Authors: [Martin De Guzman](https://github.com/KuYuh02), [David Aispuro](https://github.com/DavidA346), [Michael Mihalovich](https://github.com/michaelm015), [Sarik Raj Karki](https://github.com/Eros846)
- One of the reasons this project is interesting is it exposes us to working with back end development. We also love the fact that despite chess being a simple game, there is a lot of features we can implement features to make it more convenenient, entertaining, etc. Features that are not possible to implement in real life chess.
- We plan to code our backend/the main game in C++ and the game will run two local players in the console.
- The project will take many different inputs. For example, when in the create profile menu option, it will take user login inforomation such as username and password. As for the game itself, the user will type the piece they want to move and where on the board to move it.
- The project an in console main menu which has options to make an account, learn the rules of chess, and host the main game. The main chess game will have the same rules of chess.
- The backend of the project will take care of the logic of the chess game. This includes setting up and displaying the pieces and board, creating both a black and white player and determining the legal moves for each piece and whether or not the move can be completed. Finally, it will display the outcome of the game and ask the user to play again or exit to main menu.
- The input for this project will be accomplished through the user keyboard. The user will also need to input for every turn they wish to complete and the output will be that move displayed on the screen. (see diagram below for more details)
Key Features:
- The whole program will run from the console.
- The menu will keep running until the user specifies to exit.
- All inputs will validated.
- Here the user can make a profile.
- The console will validate to make sure the passwords match, the username does not already exist, etc.
- Before a match, the console will also ask for the users to login using an existing profile.
- After both players successfully login to their profile, they can begin playing a match.
- User can make moves by typing it, the console will validate if it is a valid move.
- The board is labeled on all sides to help the user make the correct move.
- At the end, the console will as to play another game or go back to main menu.
Include a class diagram(s) for your project and a description of the diagram(s). Your class diagram(s) should include all the main classes you plan for the project. This should be in sufficient detail that another group could pick up the project this point and successfully complete it. Use proper UML notation (as discussed in the course slides).

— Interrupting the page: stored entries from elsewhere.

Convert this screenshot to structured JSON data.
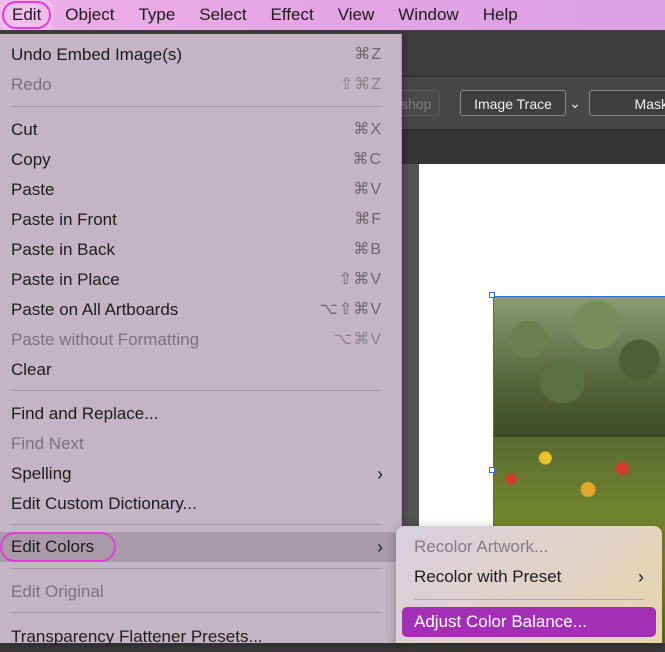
{
  "menubar": {
    "items": [
      "Edit",
      "Object",
      "Type",
      "Select",
      "Effect",
      "View",
      "Window",
      "Help"
    ]
  },
  "control_bar": {
    "photoshop_label": "shop",
    "image_trace_label": "Image Trace",
    "dropdown_icon": "chevron-down-icon",
    "mask_label": "Mask"
  },
  "edit_menu": {
    "items": [
      {
        "label": "Undo Embed Image(s)",
        "shortcut": "⌘Z",
        "enabled": true
      },
      {
        "label": "Redo",
        "shortcut": "⇧⌘Z",
        "enabled": false
      },
      {
        "label": "Cut",
        "shortcut": "⌘X",
        "enabled": true
      },
      {
        "label": "Copy",
        "shortcut": "⌘C",
        "enabled": true
      },
      {
        "label": "Paste",
        "shortcut": "⌘V",
        "enabled": true
      },
      {
        "label": "Paste in Front",
        "shortcut": "⌘F",
        "enabled": true
      },
      {
        "label": "Paste in Back",
        "shortcut": "⌘B",
        "enabled": true
      },
      {
        "label": "Paste in Place",
        "shortcut": "⇧⌘V",
        "enabled": true
      },
      {
        "label": "Paste on All Artboards",
        "shortcut": "⌥⇧⌘V",
        "enabled": true
      },
      {
        "label": "Paste without Formatting",
        "shortcut": "⌥⌘V",
        "enabled": false
      },
      {
        "label": "Clear",
        "shortcut": "",
        "enabled": true
      },
      {
        "label": "Find and Replace...",
        "shortcut": "",
        "enabled": true
      },
      {
        "label": "Find Next",
        "shortcut": "",
        "enabled": false
      },
      {
        "label": "Spelling",
        "shortcut": "",
        "enabled": true,
        "submenu": true
      },
      {
        "label": "Edit Custom Dictionary...",
        "shortcut": "",
        "enabled": true
      },
      {
        "label": "Edit Colors",
        "shortcut": "",
        "enabled": true,
        "submenu": true,
        "highlighted": true
      },
      {
        "label": "Edit Original",
        "shortcut": "",
        "enabled": false
      },
      {
        "label": "Transparency Flattener Presets...",
        "shortcut": "",
        "enabled": true
      }
    ]
  },
  "edit_colors_submenu": {
    "items": [
      {
        "label": "Recolor Artwork...",
        "enabled": false
      },
      {
        "label": "Recolor with Preset",
        "enabled": true,
        "submenu": true
      },
      {
        "label": "Adjust Color Balance...",
        "enabled": true,
        "selected": true
      }
    ]
  },
  "icons": {
    "submenu_arrow": "chevron-right-icon"
  }
}
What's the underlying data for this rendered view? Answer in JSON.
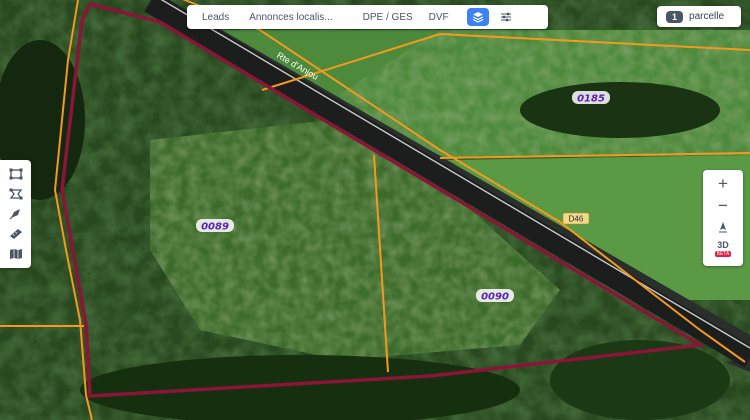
{
  "toolbar": {
    "tabs": [
      {
        "label": "Leads"
      },
      {
        "label": "Annonces localis..."
      },
      {
        "label": "DPE / GES"
      },
      {
        "label": "DVF"
      }
    ],
    "layers_button_icon": "layers-icon",
    "filters_button_icon": "sliders-icon",
    "accent_color": "#3b82f6"
  },
  "parcel_chip": {
    "count": "1",
    "label": "parcelle"
  },
  "map": {
    "road_name": "Rte d'Anjou",
    "road_ref": "D46",
    "parcel_labels": [
      "0089",
      "0090",
      "0185"
    ],
    "selected_parcel_outline_color": "#8b1538",
    "cadastre_line_color": "#f39a1e"
  },
  "left_tools": [
    {
      "icon": "draw-rectangle-icon"
    },
    {
      "icon": "draw-polygon-icon"
    },
    {
      "icon": "pen-tool-icon"
    },
    {
      "icon": "ruler-icon"
    },
    {
      "icon": "map-icon"
    }
  ],
  "right_tools": {
    "zoom_in": "+",
    "zoom_out": "−",
    "compass_icon": "compass-icon",
    "view3d_label": "3D",
    "view3d_badge": "BETA"
  }
}
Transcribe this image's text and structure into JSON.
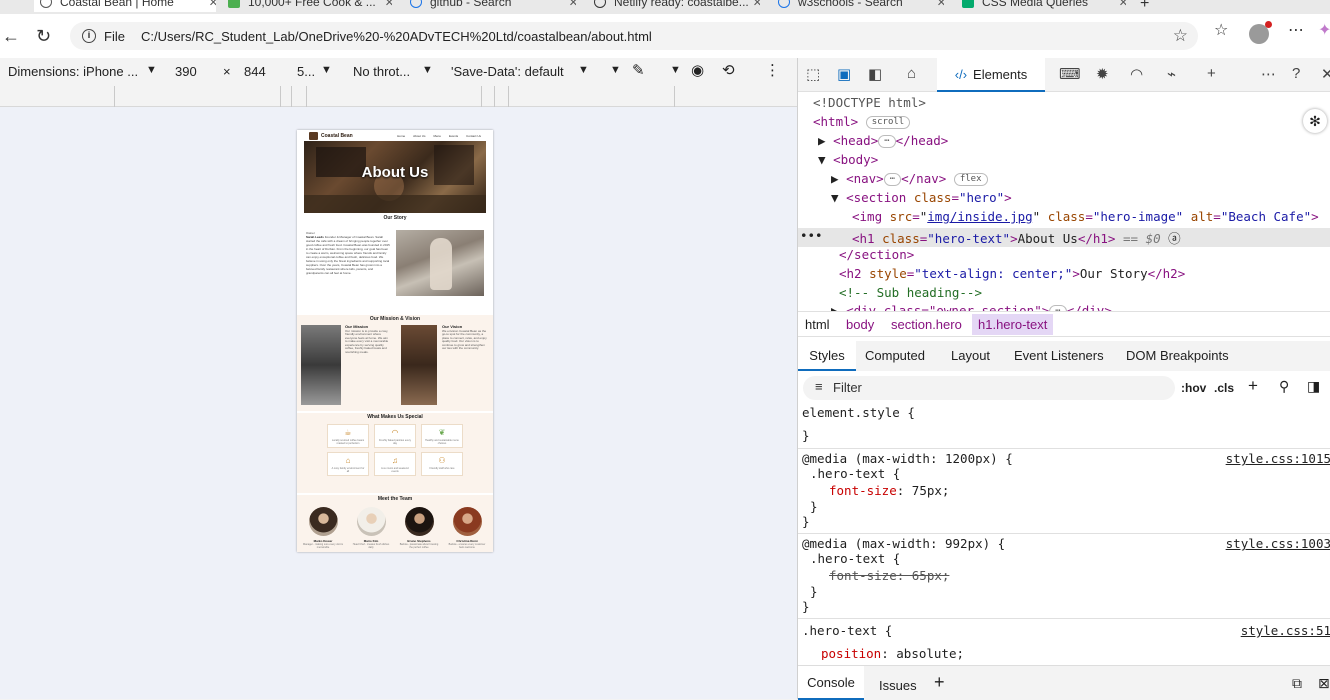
{
  "browser": {
    "tabs": [
      {
        "label": "Coastal Bean | Home",
        "active": true,
        "icon_color": "#555555"
      },
      {
        "label": "10,000+ Free Cook & ...",
        "icon_color": "#4caf50"
      },
      {
        "label": "github - Search",
        "icon_color": "#1a73e8"
      },
      {
        "label": "Netlify ready: coastalbe...",
        "icon_color": "#333333"
      },
      {
        "label": "w3schools - Search",
        "icon_color": "#1a73e8"
      },
      {
        "label": "CSS Media Queries",
        "icon_color": "#04aa6d"
      }
    ],
    "address": {
      "scheme_label": "File",
      "url": "C:/Users/RC_Student_Lab/OneDrive%20-%20ADvTECH%20Ltd/coastalbean/about.html"
    }
  },
  "device_toolbar": {
    "dimensions_label": "Dimensions: iPhone ...",
    "width": "390",
    "times": "×",
    "height": "844",
    "zoom": "5...",
    "throttle": "No throt...",
    "save_data": "'Save-Data': default"
  },
  "device_page": {
    "brand": "Coastal Bean",
    "nav_links": [
      "Home",
      "About Us",
      "Menu",
      "Events",
      "Contact Us"
    ],
    "hero_title": "About Us",
    "our_story_heading": "Our Story",
    "story_owner_label": "Owner",
    "story_owner_name": "Sarah Leeds",
    "story_text": "Founder & Manager of Coastal Bean. Sarah started the café with a dream of bringing people together over good coffee and fresh food. Coastal Bean was founded in 2015 in the heart of Durban. From the beginning, our goal has been to create a warm, welcoming space where friends and family can enjoy exceptional coffee and fresh, delicious food. We believe in using only the finest ingredients and supporting local suppliers. Over the years, Coastal Bean has grown into a beloved family restaurant where kids, parents, and grandparents can all feel at home.",
    "mission_vision_heading": "Our Mission & Vision",
    "mission_title": "Our Mission",
    "mission_text": "Our mission is to provide a cosy, friendly environment where everyone feels at home. We aim to make every visit a memorable experience by serving quality coffee, freshly baked treats and nourishing meals.",
    "vision_title": "Our Vision",
    "vision_text": "We envision Coastal Bean as the go-to spot for the community, a place to connect, relax, and enjoy quality food. Our vision is to continue to grow and strengthen our ties with the community.",
    "special_heading": "What Makes Us Special",
    "special_cards": [
      {
        "icon": "coffee-cup-icon",
        "glyph": "☕",
        "text": "Locally sourced coffee beans roasted to perfection"
      },
      {
        "icon": "bread-icon",
        "glyph": "🍞",
        "text": "Freshly baked pastries every day"
      },
      {
        "icon": "leaf-icon",
        "glyph": "🍃",
        "text": "Healthy and sustainable menu choices"
      },
      {
        "icon": "home-icon",
        "glyph": "⌂",
        "text": "A cosy family environment for all"
      },
      {
        "icon": "music-icon",
        "glyph": "♫",
        "text": "Live music and weekend events"
      },
      {
        "icon": "people-icon",
        "glyph": "⚇",
        "text": "Friendly staff who care"
      }
    ],
    "team_heading": "Meet the Team",
    "team": [
      {
        "name": "Marko Dower",
        "role": "Manager - making sure every visit is memorable"
      },
      {
        "name": "Mario Kim",
        "role": "Head Chef - creates fresh dishes daily"
      },
      {
        "name": "Bruno Stephens",
        "role": "Barista - passionate about brewing the perfect coffee"
      },
      {
        "name": "Christina Remi",
        "role": "Barista - ensures every customer feels welcome"
      }
    ]
  },
  "devtools": {
    "panel_tab": "Elements",
    "dom": {
      "doctype": "<!DOCTYPE html>",
      "html_open": "<html>",
      "scroll_badge": "scroll",
      "head_open": "<head>",
      "head_close": "</head>",
      "ellipsis": "⋯",
      "body_open": "<body>",
      "nav_open": "<nav>",
      "nav_close": "</nav>",
      "flex_badge": "flex",
      "section_open": "<section",
      "section_attr_name": "class",
      "section_attr_value": "\"hero\"",
      "gt": ">",
      "img_open": "<img",
      "img_src_name": "src",
      "img_src_value": "img/inside.jpg",
      "img_class_name": "class",
      "img_class_value": "\"hero-image\"",
      "img_alt_name": "alt",
      "img_alt_value": "\"Beach Cafe\"",
      "h1_open": "<h1",
      "h1_class_name": "class",
      "h1_class_value": "\"hero-text\"",
      "h1_text": "About Us",
      "h1_close": "</h1>",
      "h1_ref": "== $0",
      "section_close": "</section>",
      "h2_open": "<h2",
      "h2_style_name": "style",
      "h2_style_value": "\"text-align: center;\"",
      "h2_text": "Our Story",
      "h2_close": "</h2>",
      "comment": "<!-- Sub heading-->",
      "div_partial": "<div class=\"owner-section\">",
      "div_close": "</div>",
      "eq": "="
    },
    "breadcrumbs": [
      "html",
      "body",
      "section.hero",
      "h1.hero-text"
    ],
    "side_tabs": [
      "Styles",
      "Computed",
      "Layout",
      "Event Listeners",
      "DOM Breakpoints"
    ],
    "filter_placeholder": "Filter",
    "hov": ":hov",
    "cls": ".cls",
    "styles": {
      "element_style": "element.style {",
      "close_brace": "}",
      "media1": "@media",
      "media1_cond": "(max-width: 1200px) {",
      "media1_selector": ".hero-text {",
      "media1_prop": "font-size",
      "media1_val": "75px;",
      "media1_src": "style.css:1015",
      "media2": "@media",
      "media2_cond": "(max-width: 992px) {",
      "media2_selector": ".hero-text {",
      "media2_prop": "font-size: 65px;",
      "media2_src": "style.css:1003",
      "rule3_selector": ".hero-text {",
      "rule3_prop": "position",
      "rule3_val": "absolute;",
      "rule3_src": "style.css:51"
    },
    "drawer_tabs": [
      "Console",
      "Issues"
    ]
  }
}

There are a number of changes made to our UML as a reflection of the combination of feedback and implementation. The major change is the removal of the "PieceType" class. From feedback during our last meeting, we concluded was redundant and unnecessary. There are various minor additions and changes to the classes. The causes for the rest of these changes are ease of implementation, and oversights during the earlier phases before we started building our program. We have identified the key characteristics of each of our classes and how we want them to interact, so we have more functions and more accurate detail in this updated Class Diagram. To summarize our changes in a quantifiable way; the ChessBoard class should operate around the general rules of chess itself, while the individual piece types will have their own unique set of legal moves that operate within the bounds of the game as monitored in ChessBoard.
We redesigned our classes with the Open-Closed Principle in mind, because of the complexity of the chess game. This is evident in the Pieces class and the 6 types of pieces that inherit Pieces. Many different objects are dependent on this class but are unable to modify the Pieces classes. Another principle we kept in mind was the Liskov Substitution Principle. This principle helped us stay focused when redesigning all the different pieces. Now all the subclass types of pieces will behave according to the Piece superclass. The changes made to the subclass pieces caused us to move functions around, creating a new idea and plan for the classes as stated above. The Interface Segregation Principle is one that does not impact our development very much but is very helpful to keep in mind. We understand chess very well, and the visual simplicity on the client side of the program is a theme we are trying to uphold. The Dependency Inversion Principle also helped with the redesign process of our class diagram. keeping abstractions and implementations separate is something we did not fully consider when making the original class diagram, which we worked out through feedback and changes during our coding process.
This final UML includes everything we have implemented up to this point in our project.
With the planned sprint and the features that come with it, this UML is subject to change.
We completed most of what we originally planned for the project, but some features ended up out of scope. The login takes username and password, the player can play a game of chess in the console, all inputs are correctly validated, and the move history is shown to both players after the game. However, being able to undo moves ended up out of scope during our allotted time. We included several customization and accessibility issues we want to address in the future planned sprint. We are aware the game may have bugs or possible leaks, and those would be caught and addressed given the opportunity to continue development.
Download a C++ code editor such as Visual Studio Code or Eclipse.
Git clone this repository onto your desired code editor.
After this, you should have everything installed to run our chess game.
To run our chess game, be sure you are in the final-project directory and run:
cmake .
make
./playChess
After this, the menu will tell you everything you need to play the game. Have fun!
For validation, every input from the user is validated. From the choice in the main menu to checking if the user made a valid move with the piece they chose.
To test our functions, we used the Googletest framework. This public framework developed by google allows us to test internal functions in our program. The main tests we implemented check whether the pieces move correctly, correctly show/give error based on input, and make sure the prints accurately reflect the board/move history. Ultimately, the tests correctly passed and failed when needed showing correct implementation of our class methods.